The original necessity for this distinctive human phenomenon lies very deep among the primal forces of social life. The relations required to develop individual organisms failed in the further development of the social organism of organization. Coordination requires first a common interest, and then the establishment of a common consciousness. It was for the common interest of the individual cells to obtain food easily, and this drew them into closer relation. That relation being established, their coexistence became a unit, an entity, a thing with a conscious life of its own. In the fullest development of the most elaborate organisms, this holds good. There must be a common interest to be served by all this coordinate activity; and there must be a common consciousness established, whereby to serve most easily the common interest. When the component cells in our tissues shrink and fail for lack of nutrition, when the several organs weary of inaction and fretfully demand their natural exercise, the man does not say, “My tissues need replenishment” or “My organs need exercise”: he says, “I am hungry.” And that “I,” the personal consciousness directing the smooth interaction of all its parts, goes to work to get food. Social evolution rests on this common interest. Individual men are profited by social relation; and, therefore, they enter into social relation. Such relation requires a common consciousness, through which the coordinate action may take place; and the whole course of social development is marked by the constant extension of this social consciousness and its necessary vehicles. Language is our largest common medium, and leads on into literature, which is but preserved speech. The brain of man is the social organ, the organ of communication. Through it flows the current of thought, whereby we are enabled to work together. By so much as our brains hold in common, we can understand each other; and, therefore, some degree of common education is essential to free social development.

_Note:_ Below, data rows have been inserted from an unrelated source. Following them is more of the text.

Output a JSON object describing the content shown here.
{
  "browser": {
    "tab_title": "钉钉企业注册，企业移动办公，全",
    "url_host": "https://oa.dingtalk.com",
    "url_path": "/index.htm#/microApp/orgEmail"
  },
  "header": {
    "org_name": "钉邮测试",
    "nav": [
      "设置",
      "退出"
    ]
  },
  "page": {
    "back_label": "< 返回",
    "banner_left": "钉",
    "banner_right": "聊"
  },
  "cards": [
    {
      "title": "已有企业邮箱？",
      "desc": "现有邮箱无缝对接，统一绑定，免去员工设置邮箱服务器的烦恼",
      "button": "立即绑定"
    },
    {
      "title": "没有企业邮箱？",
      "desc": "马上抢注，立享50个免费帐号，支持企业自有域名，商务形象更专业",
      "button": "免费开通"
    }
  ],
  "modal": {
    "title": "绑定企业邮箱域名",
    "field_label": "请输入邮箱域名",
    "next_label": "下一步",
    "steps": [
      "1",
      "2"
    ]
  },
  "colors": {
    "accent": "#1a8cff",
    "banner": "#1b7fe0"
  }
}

At the very beginning of this process, when the human animal was still but an animal—but an individual—came the imperative demand for the establishment of a common consciousness between these hitherto irreconcilable individuals. The first step in nature toward this end is found in the relation between mother and child. Where the young, after birth, are still dependent on the mother, the functions of the one separate living body needing the service of another separate living body, we have the overlapping of personality, the mutual need, which brings with it the essential instinct that holds together these interacting personalities. That instinct we call love. The child must have the mother’s breast. The mother’s breast must have the child. Therefore, between mother and child was born love, long before fatherhood was anything more than a momentary incident. But the common consciousness, the mutual attraction between mother and child, stopped there absolutely. It was limited in range to this closest relation; in duration, to the period of infancy.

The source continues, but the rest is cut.